I don’t know, I turn my back for one minute and you become the first UNESCO City of Literature. That’s pretty damn good going. I remember when my literary temple was Kirkliston Library, one of those concrete 60s horrors. It didn’t matter what it looked like- it was stuffed to the gills with fantasy books. Terry Pratchett and Tamora Pierce were duly devoured. That was when this whole damn thing started.
When I moved back to you, the first thing I did was register for a new library card, because reading books is more fun than council tax. Craigmillar Library is now my local haunt, half an hour’s walk through a park with a clear view of Arthur’s Seat. What a shiny, colourful place. It’s a chaotic, noisy jumble. The kids run up and down, enthusing about the latest YA novels, and complain that I shouldn’t be hovering around their books because I’m blatantly old enough to be their mother. The Full Stop cafe is always busy, and the librarians the right side of sarcastic. How my tiny heart swelled the first day I took armfuls of YA books to the counter and watched a proud mum signing her son up for his first card. And you have the third ever statue of a woman to be unveiled in Edinburgh: Helen Crummy, founder of the Craigmillar Festival Society, author and all round inspiring lady.

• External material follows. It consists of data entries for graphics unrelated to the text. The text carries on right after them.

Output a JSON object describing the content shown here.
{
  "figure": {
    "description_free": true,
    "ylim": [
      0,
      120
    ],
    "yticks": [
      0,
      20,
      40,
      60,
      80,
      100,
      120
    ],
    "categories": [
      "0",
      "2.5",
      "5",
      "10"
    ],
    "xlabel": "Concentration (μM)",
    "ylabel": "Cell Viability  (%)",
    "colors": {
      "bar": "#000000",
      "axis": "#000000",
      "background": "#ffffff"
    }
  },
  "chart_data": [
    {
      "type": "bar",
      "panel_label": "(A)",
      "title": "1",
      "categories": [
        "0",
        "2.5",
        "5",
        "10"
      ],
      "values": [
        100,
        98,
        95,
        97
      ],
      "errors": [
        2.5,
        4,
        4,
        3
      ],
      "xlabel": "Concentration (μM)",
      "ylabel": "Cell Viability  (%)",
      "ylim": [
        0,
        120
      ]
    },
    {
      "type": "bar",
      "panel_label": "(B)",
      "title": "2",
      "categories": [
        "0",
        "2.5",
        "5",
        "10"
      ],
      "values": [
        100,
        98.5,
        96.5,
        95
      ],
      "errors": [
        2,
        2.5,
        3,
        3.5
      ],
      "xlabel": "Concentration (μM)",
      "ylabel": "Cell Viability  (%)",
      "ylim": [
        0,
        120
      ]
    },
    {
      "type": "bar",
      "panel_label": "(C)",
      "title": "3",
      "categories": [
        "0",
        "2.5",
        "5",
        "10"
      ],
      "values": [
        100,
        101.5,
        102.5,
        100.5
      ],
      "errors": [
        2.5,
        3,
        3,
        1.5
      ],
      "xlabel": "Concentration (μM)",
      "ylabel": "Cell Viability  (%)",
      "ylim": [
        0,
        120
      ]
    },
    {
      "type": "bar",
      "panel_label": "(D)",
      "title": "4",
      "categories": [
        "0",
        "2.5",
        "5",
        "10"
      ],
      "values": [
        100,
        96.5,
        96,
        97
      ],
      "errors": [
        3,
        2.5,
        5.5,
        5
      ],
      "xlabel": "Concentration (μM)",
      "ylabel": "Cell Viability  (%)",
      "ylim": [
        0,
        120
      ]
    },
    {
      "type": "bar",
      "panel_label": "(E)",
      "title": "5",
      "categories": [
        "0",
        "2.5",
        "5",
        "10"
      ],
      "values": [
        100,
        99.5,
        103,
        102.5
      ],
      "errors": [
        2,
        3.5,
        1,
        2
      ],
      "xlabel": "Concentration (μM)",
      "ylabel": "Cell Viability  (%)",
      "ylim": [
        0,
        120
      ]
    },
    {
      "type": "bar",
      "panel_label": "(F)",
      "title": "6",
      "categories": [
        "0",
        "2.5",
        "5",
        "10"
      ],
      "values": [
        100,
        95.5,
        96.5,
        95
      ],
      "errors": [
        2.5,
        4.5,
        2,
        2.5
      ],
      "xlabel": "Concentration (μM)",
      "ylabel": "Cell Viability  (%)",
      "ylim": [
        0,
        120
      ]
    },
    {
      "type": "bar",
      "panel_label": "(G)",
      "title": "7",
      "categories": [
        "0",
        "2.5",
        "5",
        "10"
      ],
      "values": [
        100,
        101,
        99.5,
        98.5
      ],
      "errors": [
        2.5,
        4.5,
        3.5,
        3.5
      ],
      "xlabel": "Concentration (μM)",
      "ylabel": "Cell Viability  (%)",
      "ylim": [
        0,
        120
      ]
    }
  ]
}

And what about the Central Library? I frequently got lost in the art books as a teenager and trundled around admiring the ornate ceiling. The music library was brilliant too, and I must confess to borrowing 80s CDs and taping them on my old Woolworths ghettoblaster. And, er, excessive photocopying of Tears for Fears sheet music. Sorry about that.
I’ve even got a card for the National Library of Scotland now. Such an austere building from the outside, but if you step inside there’s tons of exhibitions, a lovely cafe and, recently, the book sculptures left behind by an intrepid artist a few Book Weeks ago. (Sorry about the damage in the Rare Books room, by the way. My characters were in a bit of a sticky situation. I’m sure they’ll pay for the windows and bookshelves to be fixed.)
You stack your buildings one on top of the other in crazy ways. I sometimes wondered what was underneath it all until I started writing my novel. I went into St. Giles a few weeks ago for lunch in their cafe, which used to be the cathedral crypt. I guess you guys didn’t know about what was hiding in one of the tombs a few decades ago. Shame, that.
Oh, and I can’t miss out Craigmillar Castle. It’s somewhat overshadowed by its more famous neighbour on the Mound, but it’s right on my doorstep and so much better. Where else can I wander through a courtyard with creepy twisted trees, saunter into a great hall where the pact to murder Lord Darnley was signed then climb the walls and have views to the Pentlands, across the Forth and towards the Old Town. Look at Arthur’s Seat sleeping in the distance, the spiky gothic rocket that is the Scott Monument and the magnificent churches in the West End. Craigmillar is mostly new housing these days, but those two high-rises must have a great view of the castle. There really was only one place my protagonist was going to live.
I’m not even mentioning the Festivals, Leith Walk with its heady mix of Asian supermarkets, charity shops and record shops for sad vinyl anoraks like me, and the sandy seashore with its faded, end of the pier charm. Och, you’ve got me hooked, Edinburgh. I guess I’ll stick around.